Approximately 30% of the patients in this study dropped out due to insufficient IOP reduction or adverse events. Although five patients (12.8%) could not continue therapy with ripasudil, the adverse events were not severe. Thus, ripasudil appears to be safe even when used with maximum medical therapy.

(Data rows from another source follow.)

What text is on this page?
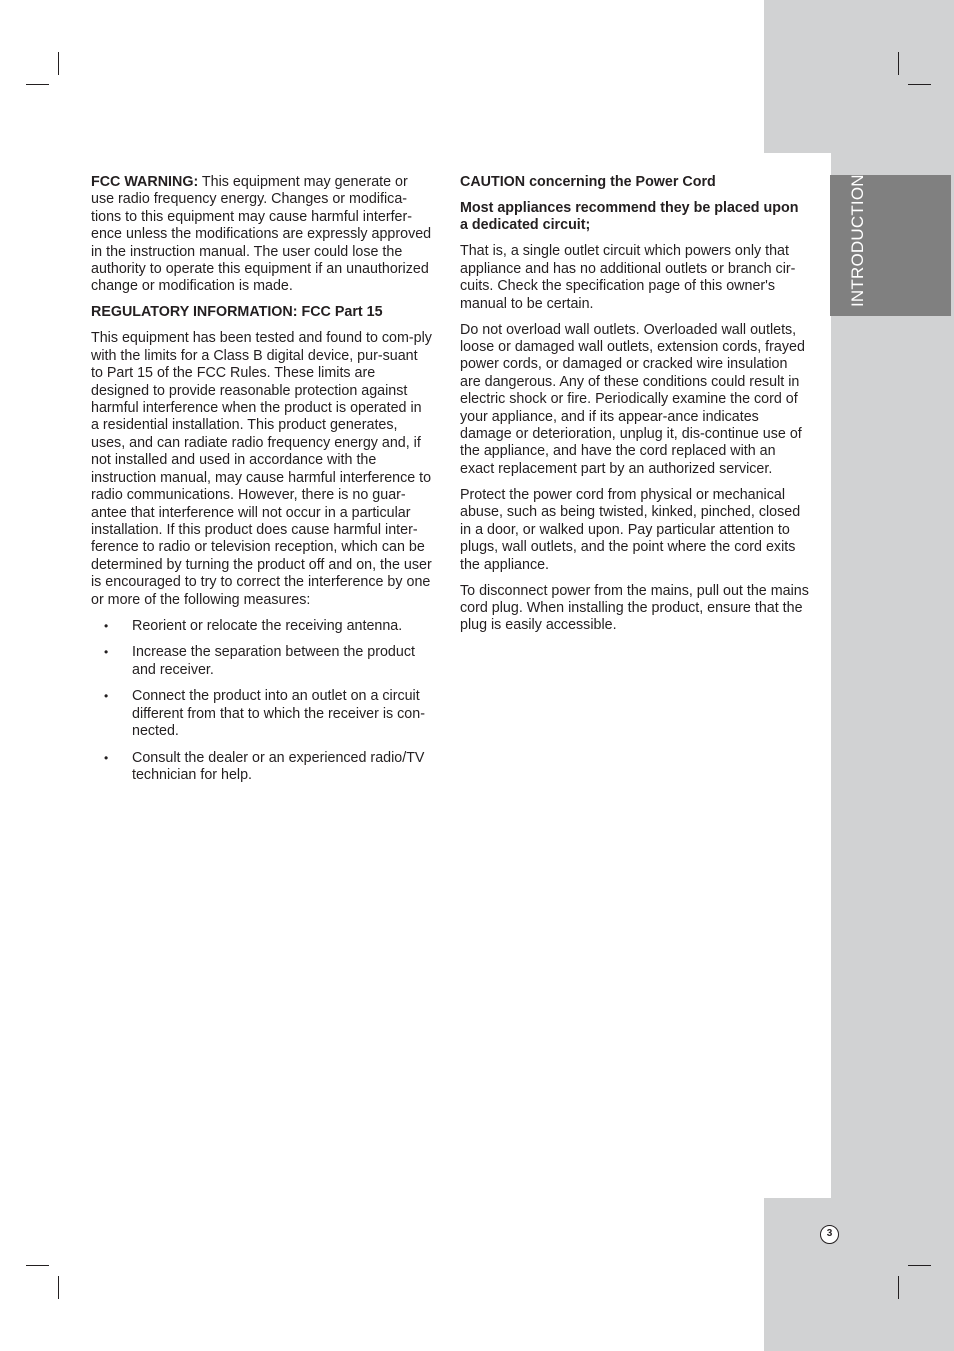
INTRODUCTION

FCC WARNING: This equipment may generate or use radio frequency energy. Changes or modifica-tions to this equipment may cause harmful interfer-ence unless the modifications are expressly approved in the instruction manual. The user could lose the authority to operate this equipment if an unauthorized change or modification is made.

REGULATORY INFORMATION: FCC Part 15

This equipment has been tested and found to com-ply with the limits for a Class B digital device, pur-suant to Part 15 of the FCC Rules. These limits are designed to provide reasonable protection against harmful interference when the product is operated in a residential installation. This product generates, uses, and can radiate radio frequency energy and, if not installed and used in accordance with the instruction manual, may cause harmful interference to radio communications. However, there is no guar-antee that interference will not occur in a particular installation. If this product does cause harmful inter-ference to radio or television reception, which can be determined by turning the product off and on, the user is encouraged to try to correct the interference by one or more of the following measures:

• Reorient or relocate the receiving antenna.
• Increase the separation between the product and receiver.
• Connect the product into an outlet on a circuit different from that to which the receiver is con-nected.
• Consult the dealer or an experienced radio/TV technician for help.

CAUTION concerning the Power Cord

Most appliances recommend they be placed upon a dedicated circuit;

That is, a single outlet circuit which powers only that appliance and has no additional outlets or branch cir-cuits. Check the specification page of this owner's manual to be certain.

Do not overload wall outlets. Overloaded wall outlets, loose or damaged wall outlets, extension cords, frayed power cords, or damaged or cracked wire insulation are dangerous. Any of these conditions could result in electric shock or fire. Periodically examine the cord of your appliance, and if its appear-ance indicates damage or deterioration, unplug it, dis-continue use of the appliance, and have the cord replaced with an exact replacement part by an authorized servicer.

Protect the power cord from physical or mechanical abuse, such as being twisted, kinked, pinched, closed in a door, or walked upon. Pay particular attention to plugs, wall outlets, and the point where the cord exits the appliance.

To disconnect power from the mains, pull out the mains cord plug. When installing the product, ensure that the plug is easily accessible.

3
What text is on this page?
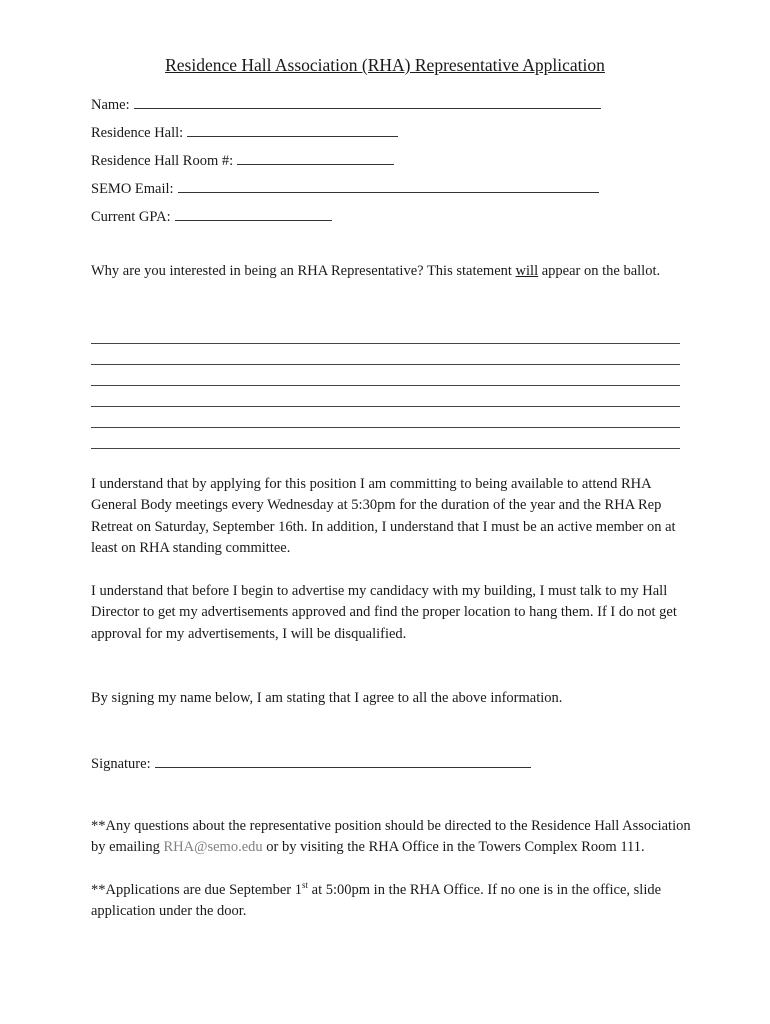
Residence Hall Association (RHA) Representative Application
Name:
Residence Hall:
Residence Hall Room #:
SEMO Email:
Current GPA:
Why are you interested in being an RHA Representative? This statement will appear on the ballot.
I understand that by applying for this position I am committing to being available to attend RHA General Body meetings every Wednesday at 5:30pm for the duration of the year and the RHA Rep Retreat on Saturday, September 16th. In addition, I understand that I must be an active member on at least on RHA standing committee.
I understand that before I begin to advertise my candidacy with my building, I must talk to my Hall Director to get my advertisements approved and find the proper location to hang them. If I do not get approval for my advertisements, I will be disqualified.
By signing my name below, I am stating that I agree to all the above information.
Signature:
**Any questions about the representative position should be directed to the Residence Hall Association by emailing RHA@semo.edu or by visiting the RHA Office in the Towers Complex Room 111.
**Applications are due September 1st at 5:00pm in the RHA Office. If no one is in the office, slide application under the door.
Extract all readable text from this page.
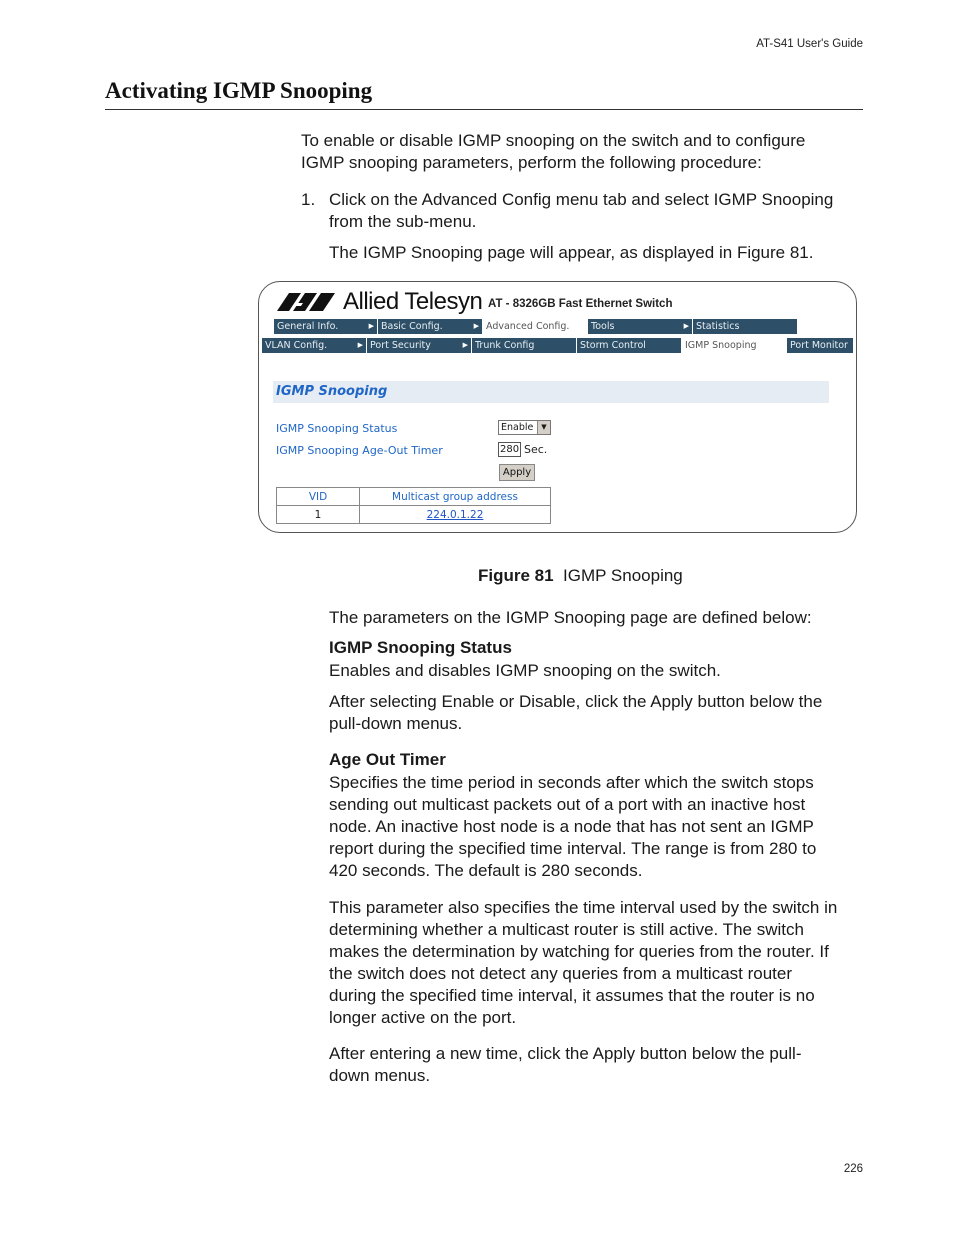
AT-S41 User's Guide
Activating IGMP Snooping
To enable or disable IGMP snooping on the switch and to configure IGMP snooping parameters, perform the following procedure:
1. Click on the Advanced Config menu tab and select IGMP Snooping from the sub-menu.
The IGMP Snooping page will appear, as displayed in Figure 81.
Allied Telesyn AT - 8326GB Fast Ethernet Switch
General Info. ▶	Basic Config. ▶	Advanced Config. ▶	Tools ▶	Statistics
VLAN Config. ▶	Port Security ▶	Trunk Config	Storm Control	IGMP Snooping	Port Monitor
IGMP Snooping
IGMP Snooping Status	Enable	▼
IGMP Snooping Age-Out Timer	280 Sec.
Apply
VID	Multicast group address
1	224.0.1.22
Figure 81 IGMP Snooping
The parameters on the IGMP Snooping page are defined below:
IGMP Snooping Status
Enables and disables IGMP snooping on the switch.
After selecting Enable or Disable, click the Apply button below the pull-down menus.
Age Out Timer
Specifies the time period in seconds after which the switch stops sending out multicast packets out of a port with an inactive host node. An inactive host node is a node that has not sent an IGMP report during the specified time interval. The range is from 280 to 420 seconds. The default is 280 seconds.
This parameter also specifies the time interval used by the switch in determining whether a multicast router is still active. The switch makes the determination by watching for queries from the router. If the switch does not detect any queries from a multicast router during the specified time interval, it assumes that the router is no longer active on the port.
After entering a new time, click the Apply button below the pull-down menus.
226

Steven et al. reported that the persistence rates of a prostaglandin analog were from 58% to 68% at 12 months. A study by Kashiwagi et al. reported that the persistence rate of latanoprost monotherapy was approximately 60.8% at 12 months [17]. The patient’s persistence with medication use was associated with younger age, the number of medications, and the hospital size [18]. A study by Nordstrom et al. reported that nearly half of the studied glaucoma patients discontinued all topical ocular hypotensive therapy within 6 months [19]. Our study demonstrated longer continuance than other reports, which indicates that even adjunctive therapy with ripasudil may have good adherence and safety.

We attempted to determine the IOP-lowering effect and safety of ripasudil in patients already receiving maximum medical therapy. While the duration of our previous study was short, this study examined the one-year efficacy of IOP decrease and tolerability. However, one limitation was that this was a small case study that was not randomized. This limited the results, and a study including more patients cases is needed. The effect of ripasudil is unknown in other subtypes of glaucoma such as exfoliation glaucoma, secondary glaucoma, and steroid-related glaucoma. Thus, further evaluation of the IOP-lowering effects of ripasudil therapy is necessary.

In conclusion, a one-year treatment with ripasudil in patients already on maximum medical therapy might significantly decrease IOP and may help reduce glaucoma surgery, at least for one year. Although the adverse side effects of blepharitis and conjunctive hyperemia were observed, the drug was otherwise well tolerated.